The same philosophy applies to some of the chants used while doing yoga. She said if someone doesn’t understand the background of the chant, there is a big difference from what the chants mean to the specific culture. Similarly, she said tying religion to yoga can also be perceived as offensive.

Zhou said it is helpful to know how people define yoga for example, she said, viewing yoga as simple physical meditation could be used in any context.

“When cultural appropriation comes into play is when you make statements about deities that you don’t understand or clothing that you don’t understand, where you’re trying to perceive a culture or religion that you’re not a part of,” she said. “Its one thing to admire, it’s a whole other thing to identify yourself as a culture that’s not your own.”

However, Zhou said there are still ways to respectfully learn and practice yoga.

“You should definitely view yoga as more than just a physical practice.” she said “I think the most important part is the benefits that you get, outside of changes you see in your body, because there’s physical health, and there’s also mental, emotional, spiritual health.”

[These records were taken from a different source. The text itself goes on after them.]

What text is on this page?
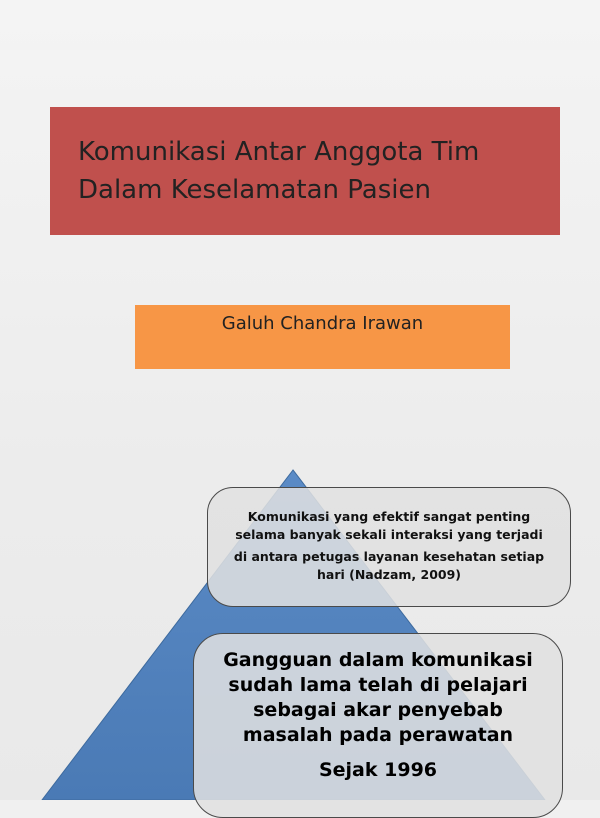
Komunikasi Antar Anggota Tim
Dalam Keselamatan Pasien
Galuh Chandra Irawan
Komunikasi yang efektif sangat penting
selama banyak sekali interaksi yang terjadi
di antara petugas layanan kesehatan setiap
hari (Nadzam, 2009)
Gangguan dalam komunikasi
sudah lama telah di pelajari
sebagai akar penyebab
masalah pada perawatan
Sejak 1996
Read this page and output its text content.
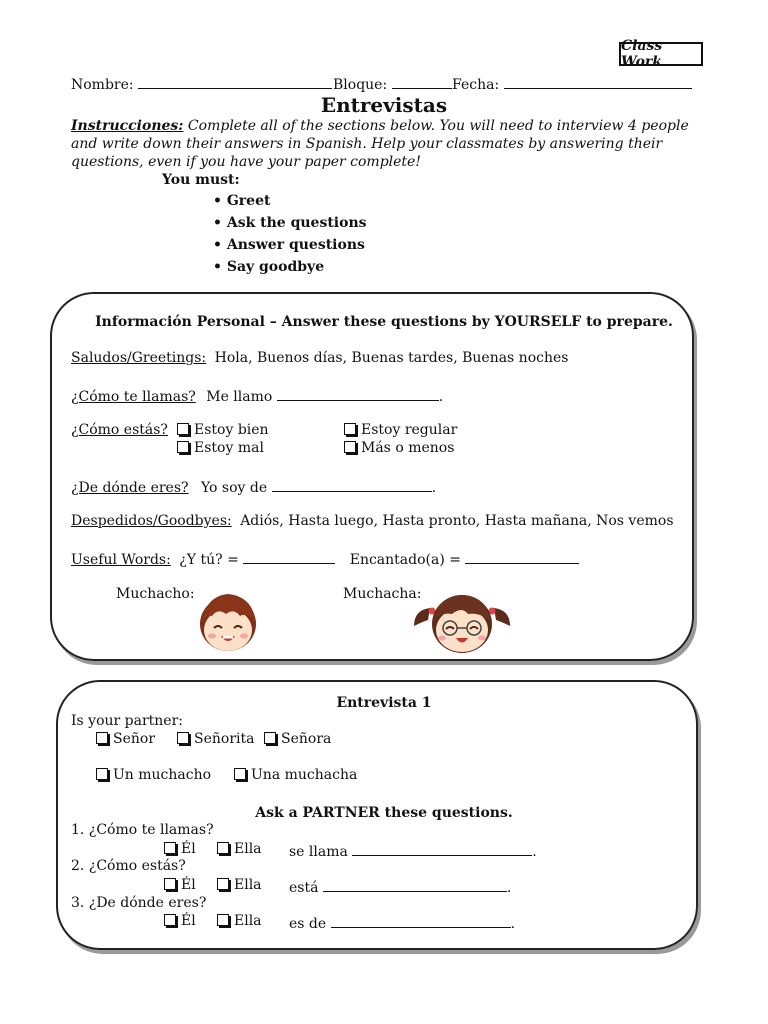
Class Work
Nombre:	Bloque:	Fecha:
Entrevistas
Instrucciones: Complete all of the sections below. You will need to interview 4 people and write down their answers in Spanish. Help your classmates by answering their questions, even if you have your paper complete!
You must:
• Greet
• Ask the questions
• Answer questions
• Say goodbye
Información Personal – Answer these questions by YOURSELF to prepare.
Saludos/Greetings: Hola, Buenos días, Buenas tardes, Buenas noches
¿Cómo te llamas? Me llamo	.
¿Cómo estás?	Estoy bien	Estoy regular
Estoy mal	Más o menos
¿De dónde eres? Yo soy de	.
Despedidos/Goodbyes: Adiós, Hasta luego, Hasta pronto, Hasta mañana, Nos vemos
Useful Words: ¿Y tú? =	Encantado(a) =
Muchacho:	Muchacha:
Entrevista 1
Is your partner:
Señor	Señorita	Señora
Un muchacho	Una muchacha
Ask a PARTNER these questions.
1. ¿Cómo te llamas?
Él	Ella se llama	.
2. ¿Cómo estás?
Él	Ella está	.
3. ¿De dónde eres?
Él	Ella es de	.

Katherine Williams, yoga instructor at the ARC and student in Dance, said she views yoga as cultural appropriation if instructors don’t inform student on how the practice came to be or what traditions they are based on.

Williams said she has no ties to Hindu practices but her training taught her about yoga philosophy and history.

“I think that there are a lot of benefits of yoga and people should always practice yoga, but they need to be informed of where these practices came,” Williams said.

Williams offers to answer questions about the history and culture behind yoga at the end of every class, but her students are generally not interested, she said.

Williams said that whenever her students approach her, the questions are less about what certain traditions mean or where they come from, and more about physical postures or strengthening physical things.

That statement could truly be the root of this problem. Students participate in yoga for the physical or material gains, but seem to ignore the history and beliefs that go into the actual practice of yoga. Champaign’s Iyengar Yoga center Director, Lois Steinberg, has been studying yoga for 40 years. She taught as a teaching assistant in the department of kinesiology for nine years and is currently studying at an Iyengar yoga institute in India.

“Yoga is not a religion,” she said. “All religious/non-religious groups, races, and gender, can practice and study yoga.”

Steinberg explained that her class begins by chanting “ohm.” This chanting, Steinberg says, is used to get in touch with your own sound vibrations.

“When you’re living in this modern day life,” Steinberg said. “Your surrounded by technology, computers, cars, electricity, and you are no longer balanced with your own natural bodies bio-rhythms and vibrations. Yoga is about bringing stillness to the ever fluctuating consciousness and helping you to come to your own true form.”

Steinberg is focused on expanding her consciousness and not about being flexible. She said that what she is seeing in society today is less of a true form of yoga and more aerobics, and while she is glad people use this to help them, she hopes that if students really like is, they search for something deeper and more meaningful in terms of the study of true Iyengar yoga.

“If there is a controversy with this, that’s just a form of ignorance,” she said. “I would ask people to look at the philosophy, art, and science of yoga and understand that it is simply a practice to help one develop themselves.”